In der Zeit des Sommermonsuns kommen zu den lokalen Emissionen Feinstaubpartikel aus Zentralafrika hinzu, die mit dem vorherrschenden Südwind tausende von Kilometern transportiert werden können. „Wir konnten 20 bis 40 Prozent der Partikel bei unseren Feldmessungen bereits über dem Ozean feststellen“, sagt Knippertz. Aufgrund der hohen Luftfeuchte während des Monsuns können die Partikel mehr Wasser aufnehmen. Dies trübt die Atmosphäre so erheblich, dass weniger Sonnenlicht den Erdboden erreicht. Knippertz: „Die Trübung beeinflusst die Luftzirkulation, Wolkenbildung und Niederschlagswahrscheinlichkeit. Langfristig könnte sich dies auf die Lebensmittelproduktion sowie die Wasser- und Stromversorgung auswirken.“

In Flug- und Feldkampagnen untersuchten die Forschenden die Entstehung und Verbreitung des Feinstaubs über Westafrika (Foto: Sébastien Chastanet)

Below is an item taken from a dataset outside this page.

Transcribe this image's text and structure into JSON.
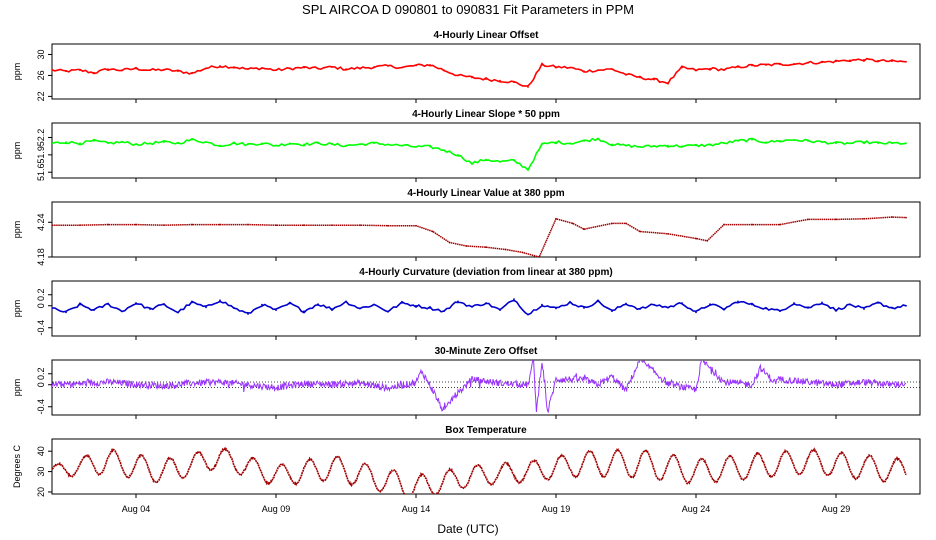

Computersimulationen des Dacciwa-Projektteams deuten darauf hin, dass die Temperaturen in Westafrika bis 2050 voraussichtlich um ein bis drei Grad Celsius ansteigen werden, je nach geografischem Standort. Zusätzlich kann die erhöhte Partikelkonzentration in Städten in Süd-Westafrika erhebliche Risiken für die öffentliche Gesundheit darstellen und Erkrankungen der Atemwege, des Herz-Kreislaufsystems und der Haut verstärken: „Wir konnten erstmalig zeigen, dass die Anzahl der Krankenhausaufenthalte aufgrund der genannten gesundheitlichen Probleme eng mit der Konzentration von Feinstaub in der Luft zusammenhängt“, sagt Knippertz. „Besonders in der Regensaison stieg die Anzahl der bekannten Krankheitsfälle an, was darauf hindeuten könnte, dass Feuchtigkeit die Auswirkungen der Luftverschmutzung auf den Menschen verstärkt.“

Mit den neuen Daten und Auswertungen können Forschende genauere Klima-, Wetter- und Gesundheitsprognosen aufstellen, nicht nur für Westafrika, sondern auch für Regionen, die weiter entfernt sind. „Wir wissen zum Beispiel, dass der westafrikanische Monsun sich auf das europäische Wetter auswirken kann und eine wichtige Einflussgröße für atlantische Hurrikane darstellt“, erläutert Knippertz. Dacciwa schafft damit Grundlagen für präzisere Klima-, Wetter- und Luftqualitätsmodelle, die eine nachhaltigere Entwicklungspolitik ermöglichen.

Mehr über das Projekt Dacciwa

Fünf Jahre lang haben die Wissenschaftler Daten in Westafrika gesammelt und ausgewertet. Hierfür haben sie mit drei Forschungsflugzeugen des Deutschen Zentrums für Luft- und Raumfahrt (DLR), den französischen Forschungsinstitutionen CNRS, Météo-France und CNES sowie des British Antarctic Survey vor Ort koordinierte Messflüge durchgeführt. An Bord hatten die unterschiedlichen Flugzeuge ähnliche Messinstrumente, um ein Maximum an Referenzdaten zu sammeln.

Um die städtischen Emissionen zu erfassen, baute das Forschungsteam vier Messstandorte in Abidjan und Cotonou auf und wertete Gesundheitsdaten aus. Zudem haben Klimaforscher des IMK unter Leitung von Dr. Norbert Kalthoff im beninischen Savé mit der Messplattform „KITcube“ eine Vielzahl relevanter meteorologischer Parameter erfasst. Parallel dazu hat die Arbeitsgruppe von Professor Andreas Fink, Experte des KIT für das afrikanische Klima, eine großangelegte Wetterballonkampagne in vier westafrikanischen Ländern koordiniert.

Zum Abschluss von Dacciwa hat das Konsortium Informationsveranstaltungen für Politiker in Togo, Ghana sowie der Elfenbeinküste durchgeführt, die Erkenntnisse erklärt und mögliche Handlungen empfohlen. Zudem stellten die Wissenschaftler ihre Projektergebnisse auch der Europäischen Kommission in Brüssel vor und diskutierten diese dort. Die EU förderte das Projekt mit rund 8,75 Millionen Euro.